Supreme Court upholds death sentence to LeT terrorist in Red Fort attack case
The Supreme Court on Thursday upheld the death sentence handed to a Pakistani for killing three army jawans at the Red Fort in 2000, saying terror acts that challenged India’s unity, integrity and sovereignty constituted the “most aggravating circumstances”.
The apex court was hearing a second review plea from Lashkar-e-Toiba terrorist Mohd Arif alias Ashfaq after he had successfully challenged before a constitution bench the dismissal of his first review petition in 2012.
“When there is challenge to the unity, integrity and sovereignty of India by acts of terrorism, such acts are taken as the most aggravating circumstances,” the bench of Chief Justice U.U. Lalit and Justices S. Ravindra Bhat and Bela M. Trivedi said, dismissing the second review petition on Thursday.
The bench added: “There is nothing on record which can be taken to be a mitigating circumstance in favour of the review petitioner. The suggestion that there is a possibility of retribution and rehabilitation is not made out from and supported by any material on record.
“On the other hand, the aggravating circumstances evident from the record and specially the fact that there was a direct attack on the unity, integrity and sovereignty of India, completely outweigh the factors which may even remotely be brought into consideration as mitigating circumstances on record.”
A group of terrorists had on December 22, 2000, entered the Red Fort where a unit of the 7 Rajputana Rifles of the army was stationed, shot three jawans dead and left by scaling the rear boundary wall, the prosecution had said. Arif was arrested on December 25, 2000.
A sessions court awarded him the death sentence in 2005. Delhi High Court upheld the sentence in 2007 and the Supreme Court in 2011.
The top court dismissed Arif’s review petition in August 2012, and his curative petition in January 2014. Undaunted, he filed a fresh writ arguing that review petitions relating to death sentences ought to be heard by three-judge benches and decided in open court.
Review petitions are normally heard in the judges’ chambers without access to lawyers, media or the litigants.
A five-judge constitution bench accepted Arif’s plea and ruled that all matters relating to death sentences ought to be heard by a three-judge bench and in an open court. Subsequently, the present three-judge bench heard and dismissed Arif’s second review petition, which had argued:
- The courts had erred by allowing call records to be admitted in evidence in the absence of an appropriate certificate under Section 65B of the Indian Evidence Act, 1872.

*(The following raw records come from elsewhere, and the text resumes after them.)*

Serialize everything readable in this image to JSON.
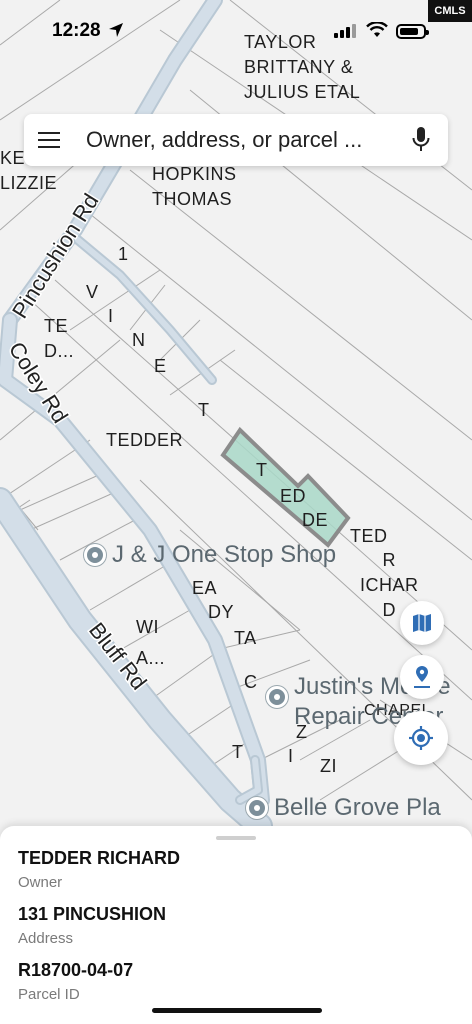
{
  "status_bar": {
    "time": "12:28",
    "watermark": "CMLS"
  },
  "search": {
    "placeholder": "Owner, address, or parcel ..."
  },
  "map": {
    "roads": [
      {
        "name": "Pincushion Rd"
      },
      {
        "name": "Coley Rd"
      },
      {
        "name": "Bluff Rd"
      }
    ],
    "owner_labels": [
      "TAYLOR\nBRITTANY &\nJULIUS ETAL",
      "KE\nLIZZIE",
      "HOPKINS\nTHOMAS",
      "TE\nD...",
      "TEDDER",
      "WI\nA...",
      "TED",
      "R\nICHAR\nD",
      "CHAPEL"
    ],
    "scattered_letters": [
      "1",
      "V",
      "I",
      "N",
      "E",
      "T",
      "EA",
      "DY",
      "TA",
      "C",
      "T",
      "I",
      "Z",
      "ZI"
    ],
    "selected_parcel_letters": [
      "T",
      "ED",
      "DE"
    ],
    "pois": [
      {
        "name": "J & J One Stop Shop"
      },
      {
        "name": "Justin's Mobile",
        "name2": "Repair Center"
      },
      {
        "name": "Belle Grove Pla"
      }
    ],
    "colors": {
      "background": "#f2f2f2",
      "road_fill": "#cfdbe4",
      "parcel_line": "#a9a9a9",
      "selected_fill": "#a9d8c8",
      "selected_stroke": "#8c8c8c"
    }
  },
  "buttons": {
    "map_layers_icon": "map-icon",
    "nearby_icon": "location-pin-icon",
    "my_location_icon": "crosshair-icon"
  },
  "parcel": {
    "owner": "TEDDER RICHARD",
    "owner_label": "Owner",
    "address": "131 PINCUSHION",
    "address_label": "Address",
    "parcel_id": "R18700-04-07",
    "parcel_id_label": "Parcel ID"
  }
}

- Arif’s disclosure statements must be taken to be inadmissible on account of the ill-treatment meted out to him the night between his actual arrest and his formal arrest.
- The recovery of ammunition or the encounter death of Arif’s alleged accomplice Abu Shamal at Batla House, New Delhi, cannot be associated with the disclosure statement made by Arif.
- While awarding the death sentence, the court had not considered the possibility of Arif’s retribution and rehabilitation, and whether he continued to be a threat to society.